If linked data is not the approach to expose data as APIs, what is?
Schema-based access to data APIs patterned after relational models is a preferred method. Here are a few examples of data APIs, which highlight three common kinds of data access patterns.
- Primary key lookup: uses a keyword to find a specific data element
- Imposed hierarchy-based lookup: the search query traverses classes with hierarchies to yield the desired data elements
- Rectangular lookups: defined by typical relational lookups of rows and columns.
All of these techniques are being built around single data sources as opposed to massively linked data sources.

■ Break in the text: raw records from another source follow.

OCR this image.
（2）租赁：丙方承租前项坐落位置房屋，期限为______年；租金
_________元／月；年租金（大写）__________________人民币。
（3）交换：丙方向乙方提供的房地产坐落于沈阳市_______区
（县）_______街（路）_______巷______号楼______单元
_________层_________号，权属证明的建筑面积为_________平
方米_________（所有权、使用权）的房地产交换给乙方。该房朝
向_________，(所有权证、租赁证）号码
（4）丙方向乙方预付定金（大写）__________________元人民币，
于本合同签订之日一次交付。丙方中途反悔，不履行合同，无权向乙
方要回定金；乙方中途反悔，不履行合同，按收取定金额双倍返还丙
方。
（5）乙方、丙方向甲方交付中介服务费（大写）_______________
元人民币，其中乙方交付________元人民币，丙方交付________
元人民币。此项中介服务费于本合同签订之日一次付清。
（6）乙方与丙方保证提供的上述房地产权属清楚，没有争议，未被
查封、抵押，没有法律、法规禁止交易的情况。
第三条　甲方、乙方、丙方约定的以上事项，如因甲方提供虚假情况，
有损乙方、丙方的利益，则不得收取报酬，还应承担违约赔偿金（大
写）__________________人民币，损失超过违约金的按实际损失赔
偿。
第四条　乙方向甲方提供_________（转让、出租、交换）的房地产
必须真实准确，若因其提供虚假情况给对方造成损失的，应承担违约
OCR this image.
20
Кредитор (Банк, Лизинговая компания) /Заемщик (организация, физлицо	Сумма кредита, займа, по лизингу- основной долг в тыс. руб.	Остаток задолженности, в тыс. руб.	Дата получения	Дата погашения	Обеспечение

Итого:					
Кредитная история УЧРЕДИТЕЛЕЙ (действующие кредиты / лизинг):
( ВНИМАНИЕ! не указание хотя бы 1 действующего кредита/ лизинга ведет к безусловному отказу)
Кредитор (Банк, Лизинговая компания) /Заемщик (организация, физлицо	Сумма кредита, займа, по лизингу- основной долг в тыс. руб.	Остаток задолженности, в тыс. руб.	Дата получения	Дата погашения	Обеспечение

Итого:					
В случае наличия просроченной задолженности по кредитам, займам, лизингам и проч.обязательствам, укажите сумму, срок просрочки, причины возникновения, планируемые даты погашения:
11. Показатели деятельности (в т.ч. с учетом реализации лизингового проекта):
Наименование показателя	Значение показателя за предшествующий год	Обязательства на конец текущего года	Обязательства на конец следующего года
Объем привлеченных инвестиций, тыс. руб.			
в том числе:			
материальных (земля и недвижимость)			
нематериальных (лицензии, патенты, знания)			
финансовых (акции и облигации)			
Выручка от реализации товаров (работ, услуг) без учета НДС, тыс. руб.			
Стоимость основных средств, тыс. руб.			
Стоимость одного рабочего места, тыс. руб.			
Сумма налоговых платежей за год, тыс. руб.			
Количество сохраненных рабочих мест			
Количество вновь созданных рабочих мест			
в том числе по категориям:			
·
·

An Opinion on the Future of Data Protocols
There are several approaches to data APIs. In addition to Pragmatic REST for SQL Developers, there is also Microsoft’s OData approach. OData is a step in the right direction, but there needs to be much work done before it becomes the standard for Data APIs. The “RESTification” of the Data APIs is a fundamental imperative and both the Pragmatic REST for SQL and the OData approaches are good starting points.
Whatever the solution is, it cannot be vendor specific. Data is too important, and the data revolution too fundamental for it to be associated with any one vendor. OData technologies need to be available in all ecosystems, not just in the Windows Foundation Classes (WFC) library and the .NET Framework. Similarly pragmatic REST and other techniques cannot be available in Apigee or any other single vendor offering only. Let the call to action be to come together as a community; get the best of the linked data and OData ideas and techniques together and transform the world with data APIs.